Pour pratiquer le bouddhisme, il ne suffit pas d’apporter des changements superficiels, par exemple de mener une vie monacale ou de réciter des textes sacrés. On peut même se demander si de telles activités sont ou non religieuses en soi, car la religion doit être pratiquée en esprit. Lorsqu’on a la bonne attitude mentale, toutes les activités, l’action corporelle, la parole, peuvent devenir religieuses. Mais si l’on n’a pas la bonne attitude, si l’on ne sait pas comment penser convenablement, on ne parviendra à aucun résultat, même si l’on passe toute sa vie dans un monastère à lire les écritures sacrées. La première chose essentielle est donc d’avoir la bonne attitude mentale. Il faut prendre pour refuge ultime les Trois joyaux : le bouddha, le dharma et le sangha. Il faut tenir compte des lois du karma et de ses fruits, et il faut cultiver des pensées qui soient bénéfiques pour les autres êtres.
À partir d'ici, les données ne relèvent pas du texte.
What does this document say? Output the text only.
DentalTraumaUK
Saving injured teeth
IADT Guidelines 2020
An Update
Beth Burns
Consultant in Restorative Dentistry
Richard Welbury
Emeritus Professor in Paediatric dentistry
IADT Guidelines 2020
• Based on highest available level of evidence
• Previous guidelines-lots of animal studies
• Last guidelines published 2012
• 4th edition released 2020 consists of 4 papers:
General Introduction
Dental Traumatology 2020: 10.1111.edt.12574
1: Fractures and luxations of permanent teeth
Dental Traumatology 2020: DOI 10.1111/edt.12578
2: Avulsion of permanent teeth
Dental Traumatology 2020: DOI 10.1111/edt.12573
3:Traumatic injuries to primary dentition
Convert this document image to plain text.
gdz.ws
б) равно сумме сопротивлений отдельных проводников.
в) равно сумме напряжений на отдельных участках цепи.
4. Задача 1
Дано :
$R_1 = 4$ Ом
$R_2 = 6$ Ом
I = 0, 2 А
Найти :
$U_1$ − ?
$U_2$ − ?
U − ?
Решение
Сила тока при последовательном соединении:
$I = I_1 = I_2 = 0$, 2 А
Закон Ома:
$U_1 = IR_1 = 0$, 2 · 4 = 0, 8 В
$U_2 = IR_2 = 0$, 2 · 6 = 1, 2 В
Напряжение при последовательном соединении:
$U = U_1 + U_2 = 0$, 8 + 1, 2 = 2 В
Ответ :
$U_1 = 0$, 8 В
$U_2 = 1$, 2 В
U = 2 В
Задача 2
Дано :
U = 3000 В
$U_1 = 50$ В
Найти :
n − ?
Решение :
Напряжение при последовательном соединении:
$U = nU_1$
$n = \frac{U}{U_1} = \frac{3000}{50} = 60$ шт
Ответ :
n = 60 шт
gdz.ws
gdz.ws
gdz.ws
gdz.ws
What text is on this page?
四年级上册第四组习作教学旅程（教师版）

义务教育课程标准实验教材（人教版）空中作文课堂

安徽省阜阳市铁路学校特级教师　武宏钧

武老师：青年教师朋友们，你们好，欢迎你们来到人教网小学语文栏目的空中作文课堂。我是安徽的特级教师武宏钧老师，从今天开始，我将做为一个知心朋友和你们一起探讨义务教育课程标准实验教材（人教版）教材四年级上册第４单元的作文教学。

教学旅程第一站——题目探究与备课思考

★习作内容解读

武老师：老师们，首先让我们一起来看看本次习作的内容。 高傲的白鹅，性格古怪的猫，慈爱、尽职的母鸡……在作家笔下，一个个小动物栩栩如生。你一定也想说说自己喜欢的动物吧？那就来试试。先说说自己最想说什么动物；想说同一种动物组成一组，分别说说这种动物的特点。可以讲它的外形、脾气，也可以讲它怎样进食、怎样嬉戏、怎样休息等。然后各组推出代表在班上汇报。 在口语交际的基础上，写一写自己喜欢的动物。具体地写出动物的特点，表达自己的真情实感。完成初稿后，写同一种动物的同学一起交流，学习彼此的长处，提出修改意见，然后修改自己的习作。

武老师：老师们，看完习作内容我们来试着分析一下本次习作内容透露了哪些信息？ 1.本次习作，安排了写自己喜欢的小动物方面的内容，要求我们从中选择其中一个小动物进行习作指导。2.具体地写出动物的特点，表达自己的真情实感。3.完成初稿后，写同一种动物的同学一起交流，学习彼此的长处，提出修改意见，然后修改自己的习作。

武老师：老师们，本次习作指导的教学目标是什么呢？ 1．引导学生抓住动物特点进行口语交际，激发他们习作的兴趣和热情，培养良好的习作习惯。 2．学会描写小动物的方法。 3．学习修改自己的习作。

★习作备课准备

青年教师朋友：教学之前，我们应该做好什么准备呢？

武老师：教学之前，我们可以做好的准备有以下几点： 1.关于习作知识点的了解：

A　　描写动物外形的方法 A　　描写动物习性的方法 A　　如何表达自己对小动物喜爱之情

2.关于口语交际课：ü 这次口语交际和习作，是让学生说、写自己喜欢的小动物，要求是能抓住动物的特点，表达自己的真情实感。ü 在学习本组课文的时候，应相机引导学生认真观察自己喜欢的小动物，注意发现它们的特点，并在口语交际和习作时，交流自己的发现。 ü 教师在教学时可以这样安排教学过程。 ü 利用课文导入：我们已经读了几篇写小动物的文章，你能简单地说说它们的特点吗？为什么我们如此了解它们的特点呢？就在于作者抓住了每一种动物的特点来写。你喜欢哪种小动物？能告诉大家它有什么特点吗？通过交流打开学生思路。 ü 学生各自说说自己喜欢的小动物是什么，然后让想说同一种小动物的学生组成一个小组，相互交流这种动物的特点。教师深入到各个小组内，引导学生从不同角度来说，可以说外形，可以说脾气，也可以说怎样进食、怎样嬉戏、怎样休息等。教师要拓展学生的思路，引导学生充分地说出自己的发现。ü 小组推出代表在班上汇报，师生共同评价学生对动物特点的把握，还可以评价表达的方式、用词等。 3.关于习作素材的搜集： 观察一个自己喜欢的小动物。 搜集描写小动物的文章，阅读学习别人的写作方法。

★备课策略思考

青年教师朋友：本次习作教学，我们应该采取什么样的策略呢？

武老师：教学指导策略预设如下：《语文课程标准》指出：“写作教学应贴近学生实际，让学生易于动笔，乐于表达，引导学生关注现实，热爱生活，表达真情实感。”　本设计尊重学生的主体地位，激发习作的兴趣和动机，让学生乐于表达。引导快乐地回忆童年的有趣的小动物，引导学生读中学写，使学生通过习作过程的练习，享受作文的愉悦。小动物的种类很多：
Celui qui suit sérieusement la religion en renonçant au monde éprouvera de grandes joies. Il y a au Tibet beaucoup de gens qui ont ainsi renoncé au monde et ils jouissent d’une satisfaction mentale et physique indescriptible. Le total des plaisirs de ce monde que l’on obtient quand on est motivé par l’amour de soi-même et que l’on s’efforce de satisfaire cet amour ne saurait être comparé à une fraction même de ce bonheur supérieur. Les gens qui le possèdent sont aussi ceux qui font le plus de bien à autrui, du fait même de leur état intérieur qui leur permet non seulement de diagnostiquer les véritables causes des maux dont souffre l’humanité, mais aussi d’y apporter de vrais remèdes. Il n’est cependant pas possible à tous de renoncer ainsi au monde, car cela nécessite de grands sacrifices.

Dans ces conditions, quel genre de dharma, quel genre de religion peut-on prescrire aux gens qui mènent la vie courante ? Il faut naturellement rejeter toutes activités immorales dans le monde, car celles-ci ne sont compatibles avec aucune religion. Mais des activités moralement justifiables, telles que contribuer à l’administration et au gouvernement d’un pays, ou même faire quoi que ce soit d’utile et de productif, prendre des mesures qui contribuent à la joie et au bonheur d’autrui, tout cela peut certainement accompagner la pratique du dharma. En Inde et au Tibet, des rois et des ministres ont soutenu le dharma. On peut parvenir au salut en menant une vie dans le monde, pourvu que l’on s’y efforce véritablement. Nous avons un proverbe qui dit : “Les gens qui n’accomplissent aucun effort mental ne font qu’accumuler des raisons de tomber en enfer, même s’ils vivent dans des cavernes de montagne comme des animaux”.

Je pourrais conclure en rapportant un vieux conte tibétain :

Il y avait jadis un célèbre lama du nom de Drom. Un jour, ce Drom vit un homme qui faisait une circumambulation autour d’un stûpa. Il lui dit :

« C’est une bonne chose que de tourner autour d’un stûpa, mais ne vaudrait-il pas mieux pratiquer la religion ? »

« Alors il vaudrait mieux que je lise un livre sacré », répondit l’autre. Et il se mit à lire assidûment.

Plus tard, Drom le rencontra de nouveau.

« C’est une bonne chose que de lire des textes sacrés, lui dit-il, mais ne vaudrait-il pas encore mieux pratiquer la religion ? »

Apparemment, pensa l’homme, la récitation ne suffit pas. Si je méditais ?

Peu après, Drom le trouva en méditation.

« Je reconnais que la méditation est une bonne chose, lui dit-il, mais ne vaudrait-il pas vraiment mieux pratiquer la religion ? »

L’homme fut plongé dans la perplexité.

« Qu’entendez-vous par pratiquer la religion, demanda-t-il ? Dites-moi comment il faut faire. »

« Écartez de votre pensée tout ce qui a trait à la vie dans ce monde, répondit Drom. Tournez votre esprit vers la religion. »

© Dervy-Livres, 1971 extraits choisis de « Introduction au bouddhisme tibétain », reproduits avec l’aimable autorisation de l’éditeur.